Raven

Development
- Designer: Roger McAleer
- Location: United States
- Year: 1949
- No. built: 400
- Builders: Sound Marine Construction Cape Cod Shipbuilding O'Day Corp. Nevins Inc.
- Name: Raven

Boat
- Crew: three
- Displacement: 1,170 lb (531 kg)
- Draft: 5.33 ft (1.62 m) with centerboard down

Hull
- Type: Monohull
- Construction: Cold molded plywood or fiberglass
- LOA: 24.25 ft (7.39 m)
- LWL: 21.58 ft (6.58 m)
- Beam: 7.00 ft (2.13 m)

Hull appendages
- Keel: centerboard
- Ballast: none
- Rudder: internally-mounted spade-type rudder

Rig
- Rig type: Bermuda rig

Sails
- Sailplan: Fractional rigged sloop
- Total sail area: 300 sq ft (28 m^{2})

Racing
- D-PN: 82.6

= Raven (sailboat) =

Sailboat class

The Raven is a sailboat first built in 1949. In the past the design has been built by Sound Marine Construction, the O'Day Corp. and Nevins Inc., all in the United States. Today it is built by Cape Cod Shipbuilding and remains in pr oduction. A total of 400 boats have been built.

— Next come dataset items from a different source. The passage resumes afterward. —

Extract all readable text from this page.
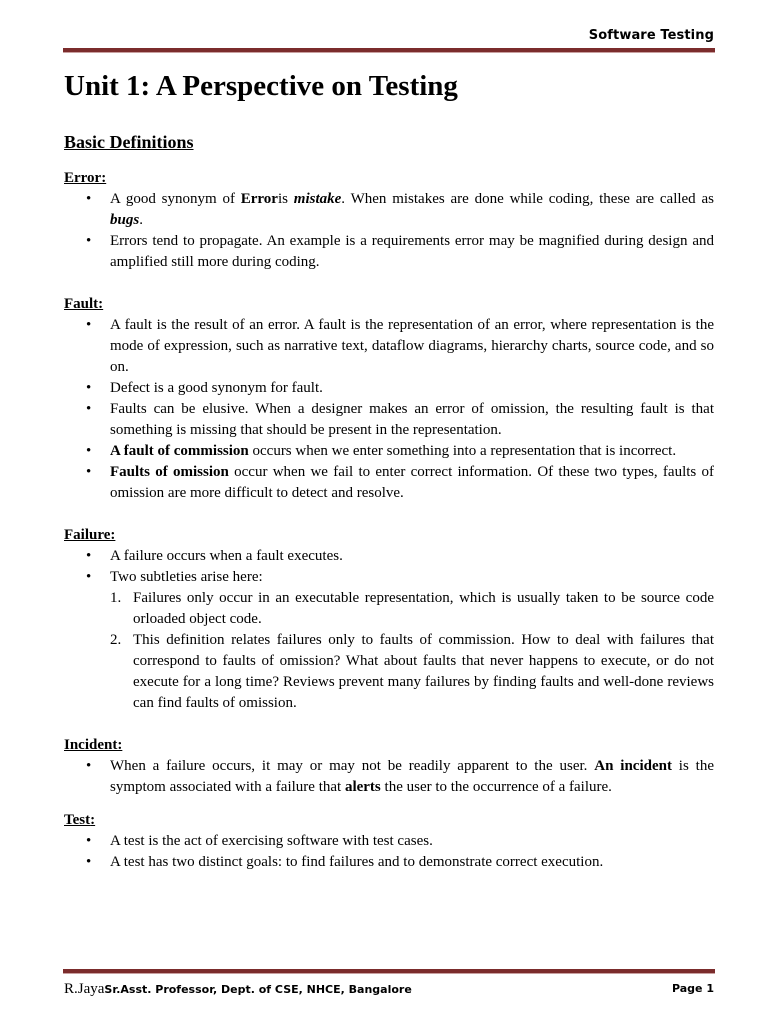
Software Testing
Unit 1: A Perspective on Testing
Basic Definitions

Error:

• A good synonym of Erroris mistake. When mistakes are done while coding, these are called as bugs.
• Errors tend to propagate. An example is a requirements error may be magnified during design and amplified still more during coding.

Fault:

• A fault is the result of an error. A fault is the representation of an error, where representation is the mode of expression, such as narrative text, dataflow diagrams, hierarchy charts, source code, and so on.
• Defect is a good synonym for fault.
• Faults can be elusive. When a designer makes an error of omission, the resulting fault is that something is missing that should be present in the representation.
• A fault of commission occurs when we enter something into a representation that is incorrect.
• Faults of omission occur when we fail to enter correct information. Of these two types, faults of omission are more difficult to detect and resolve.

Failure:

• A failure occurs when a fault executes.
• Two subtleties arise here:
1. Failures only occur in an executable representation, which is usually taken to be source code orloaded object code.
2. This definition relates failures only to faults of commission. How to deal with failures that correspond to faults of omission? What about faults that never happens to execute, or do not execute for a long time? Reviews prevent many failures by finding faults and well-done reviews can find faults of omission.

Incident:

• When a failure occurs, it may or may not be readily apparent to the user. An incident is the symptom associated with a failure that alerts the user to the occurrence of a failure.

Test:

• A test is the act of exercising software with test cases.
• A test has two distinct goals: to find failures and to demonstrate correct execution.
R.JayaSr.Asst. Professor, Dept. of CSE, NHCE, Bangalore	Page 1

When the Raven was first built of fiberglass, starting in 1951, the initial eight production boats were purchased by the United States Coast Guard Academy for cadet training.

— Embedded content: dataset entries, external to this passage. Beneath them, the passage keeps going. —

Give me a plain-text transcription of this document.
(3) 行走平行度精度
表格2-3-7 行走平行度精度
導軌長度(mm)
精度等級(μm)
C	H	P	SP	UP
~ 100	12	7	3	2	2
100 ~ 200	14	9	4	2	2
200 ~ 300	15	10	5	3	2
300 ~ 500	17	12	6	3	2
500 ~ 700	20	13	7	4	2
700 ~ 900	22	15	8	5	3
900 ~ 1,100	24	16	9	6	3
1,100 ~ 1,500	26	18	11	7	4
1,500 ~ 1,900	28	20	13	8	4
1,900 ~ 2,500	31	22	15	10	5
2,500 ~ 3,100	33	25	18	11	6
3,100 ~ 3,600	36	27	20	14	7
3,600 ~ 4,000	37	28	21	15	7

The Raven is a recreational sailboat, originally built of cold molded plywood. In 1951 it was converted to be constructed of fiberglass, with teak wood trim, including the cockpit coaming. It has a fractional sloop rig with aluminum spars, including a double-spreader mast, supported by stainless steel standing rigging. The hull has a spooned raked stem, an angled transom, an internally mounted, fiberglass, spade-type rudder controlled by a tiller and a retractable fiberglass centerboard. It displaces 1170 lb and carries no ballast.

The boat has a draft of 5.33 ft with the centreboard extended and 7 in with it retracted, allowing beaching or ground transportation on a trailer.

For sailing the design has roller reefing for the mainsail, dual self-bailers and a 6:1 mechanical advantage outhaul. A spinnaker is optional.

Class rule changes instituted in 1970 allowed for a one-piece aluminum centerboard, a trapeze, a full-width mainsheet traveler mounted on the aft deck and hiking straps.

The design has a Portsmouth Yardstick racing average handicap of 82.6 and is normally raced by a crew of three sailors.